Eu chegava cansada, suada, derretendo sob um calor insuportável, quando uma mulher me parou no portão de casa, com um menino de aproximadamente 10 anos de idade. 
Apresentou-me a lista de material escolar do filho, falou de como está tudo tão caro, e pediu-me ajuda. A mulher falava bem, explicou que só estava pedindo porque as coisas estão realmente difíceis, e que sem ajuda não teria como comprar a lista toda.
Peguei o papel e, por uma coincidência (ou não), quando comecei a ler, ouvimos um sinal, o garoto enfiou a mão no bolso da bermuda, tirou um aparelho celular, tablete, smartfone, ou sei lá o que, e começou a teclar, com a maior naturalidade. 
Não sei se estava jogando, enviando mensagem, só sei que enquanto eu fiquei com cara de tacho e uma folha de papel na mão, a criança continuava ocupadíssima, com um aparelho muito mais moderno do que o meu.
Passada a surpresa, eu devolvi a folha e falei para a mãe que aquela lista, com certeza, ficaria mais barata do que o celular do menino. 
Pode uma coisa dessas? Uma criança de 10 anos tem um aparelho comunicador, sei lá o nome, e a mãe precisa pedir ajuda de estranhos para comprar seu material escolar. 
Ela ficou sem graça com o meu comentário e tentou se explicar, mas a emenda saiu pior do que o soneto. Segundo ela, o aparelho havia sido presente do pai. Ora, o pai pode dar um celular, ou tablete, ou smartfone, e não pode dar o material escolar?
Eu já estava caindo no papo da mãe necessitada, e o mais triste é que ela mesma parecia convencida disto.
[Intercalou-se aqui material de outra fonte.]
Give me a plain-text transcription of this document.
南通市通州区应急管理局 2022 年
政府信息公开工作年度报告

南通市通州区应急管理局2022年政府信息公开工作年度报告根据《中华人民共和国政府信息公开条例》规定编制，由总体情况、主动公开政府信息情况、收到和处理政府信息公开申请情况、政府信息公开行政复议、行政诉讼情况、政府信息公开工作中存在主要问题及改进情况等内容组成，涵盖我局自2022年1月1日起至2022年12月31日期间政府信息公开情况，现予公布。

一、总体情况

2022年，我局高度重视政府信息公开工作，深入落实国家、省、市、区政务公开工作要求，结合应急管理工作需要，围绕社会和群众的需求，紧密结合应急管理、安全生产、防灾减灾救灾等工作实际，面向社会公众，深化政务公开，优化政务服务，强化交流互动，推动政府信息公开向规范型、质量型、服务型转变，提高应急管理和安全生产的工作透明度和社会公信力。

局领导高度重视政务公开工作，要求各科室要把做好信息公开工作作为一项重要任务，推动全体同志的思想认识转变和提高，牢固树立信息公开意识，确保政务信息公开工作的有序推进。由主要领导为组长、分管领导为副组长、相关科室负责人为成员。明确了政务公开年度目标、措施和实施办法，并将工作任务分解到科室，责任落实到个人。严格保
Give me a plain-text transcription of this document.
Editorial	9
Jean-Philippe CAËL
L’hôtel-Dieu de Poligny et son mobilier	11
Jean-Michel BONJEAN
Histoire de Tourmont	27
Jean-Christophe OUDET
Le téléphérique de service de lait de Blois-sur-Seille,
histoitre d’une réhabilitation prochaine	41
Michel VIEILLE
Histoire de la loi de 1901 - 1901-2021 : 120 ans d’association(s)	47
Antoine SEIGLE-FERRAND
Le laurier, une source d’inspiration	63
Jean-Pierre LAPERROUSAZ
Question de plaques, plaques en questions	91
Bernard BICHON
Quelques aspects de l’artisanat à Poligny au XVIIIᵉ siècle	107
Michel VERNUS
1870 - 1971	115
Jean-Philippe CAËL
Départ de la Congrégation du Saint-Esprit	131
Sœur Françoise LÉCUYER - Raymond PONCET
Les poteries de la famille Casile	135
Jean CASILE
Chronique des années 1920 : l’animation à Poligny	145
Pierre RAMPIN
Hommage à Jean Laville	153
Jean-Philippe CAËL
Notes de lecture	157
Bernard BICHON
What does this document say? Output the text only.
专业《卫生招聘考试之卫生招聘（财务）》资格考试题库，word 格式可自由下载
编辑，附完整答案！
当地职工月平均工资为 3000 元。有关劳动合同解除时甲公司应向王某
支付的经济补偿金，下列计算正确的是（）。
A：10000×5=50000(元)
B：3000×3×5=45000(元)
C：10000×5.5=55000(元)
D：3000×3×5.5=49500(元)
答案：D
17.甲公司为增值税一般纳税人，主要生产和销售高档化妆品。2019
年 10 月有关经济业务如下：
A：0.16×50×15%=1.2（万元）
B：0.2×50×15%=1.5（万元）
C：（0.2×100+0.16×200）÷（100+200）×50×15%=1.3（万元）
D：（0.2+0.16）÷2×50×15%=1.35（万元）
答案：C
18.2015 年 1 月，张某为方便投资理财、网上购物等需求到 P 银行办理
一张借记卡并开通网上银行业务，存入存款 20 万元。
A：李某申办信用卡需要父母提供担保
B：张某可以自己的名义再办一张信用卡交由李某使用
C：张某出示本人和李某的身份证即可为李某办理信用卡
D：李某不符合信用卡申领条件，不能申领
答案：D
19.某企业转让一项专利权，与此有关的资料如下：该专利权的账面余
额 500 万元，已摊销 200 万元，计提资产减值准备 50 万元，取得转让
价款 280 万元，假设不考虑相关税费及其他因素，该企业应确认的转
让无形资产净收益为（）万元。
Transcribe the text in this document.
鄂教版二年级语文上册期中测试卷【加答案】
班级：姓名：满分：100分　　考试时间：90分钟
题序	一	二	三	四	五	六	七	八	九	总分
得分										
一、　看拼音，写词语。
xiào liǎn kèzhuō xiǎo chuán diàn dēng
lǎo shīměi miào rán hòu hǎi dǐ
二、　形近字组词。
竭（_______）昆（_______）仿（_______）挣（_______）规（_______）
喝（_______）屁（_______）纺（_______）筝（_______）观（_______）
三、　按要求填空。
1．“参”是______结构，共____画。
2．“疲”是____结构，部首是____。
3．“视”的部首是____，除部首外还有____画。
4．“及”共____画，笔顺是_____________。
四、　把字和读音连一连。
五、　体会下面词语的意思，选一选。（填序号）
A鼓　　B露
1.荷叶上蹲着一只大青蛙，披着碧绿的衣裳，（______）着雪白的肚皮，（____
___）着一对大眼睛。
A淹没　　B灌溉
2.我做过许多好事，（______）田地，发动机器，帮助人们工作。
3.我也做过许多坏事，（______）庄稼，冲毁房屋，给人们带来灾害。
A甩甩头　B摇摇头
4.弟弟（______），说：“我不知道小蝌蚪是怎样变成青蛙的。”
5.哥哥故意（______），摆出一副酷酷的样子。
Para aquela mãe, o aparelho por mim não identificado é prioridade sobre o material escolar do filho. 
Claro que, para o garoto, são mais interessantes os jogos e trocas de “msg” com os amiguinhos do que um monte de cadernos, livros, pastas, lápis, essas coisas chatas que os chatos dos professores pedem para usar em aulas chatas. 
O garoto foi tão inocente no episódio, que atendeu e ficou respondendo seja lá o que for, com a maior naturalidade.
Criança é criança, e não só pode, como deve, ser infantil. Mas pais que presenteiam crianças com aparelhos de última geração e pedem ajuda para comprar cadernos, estarão preparados para serem pais? 
Quando os dois seguiram caminho e eu entrei em casa, fiquei pensando se o fato era trágico ou cômico. 
Até agora não me decidi.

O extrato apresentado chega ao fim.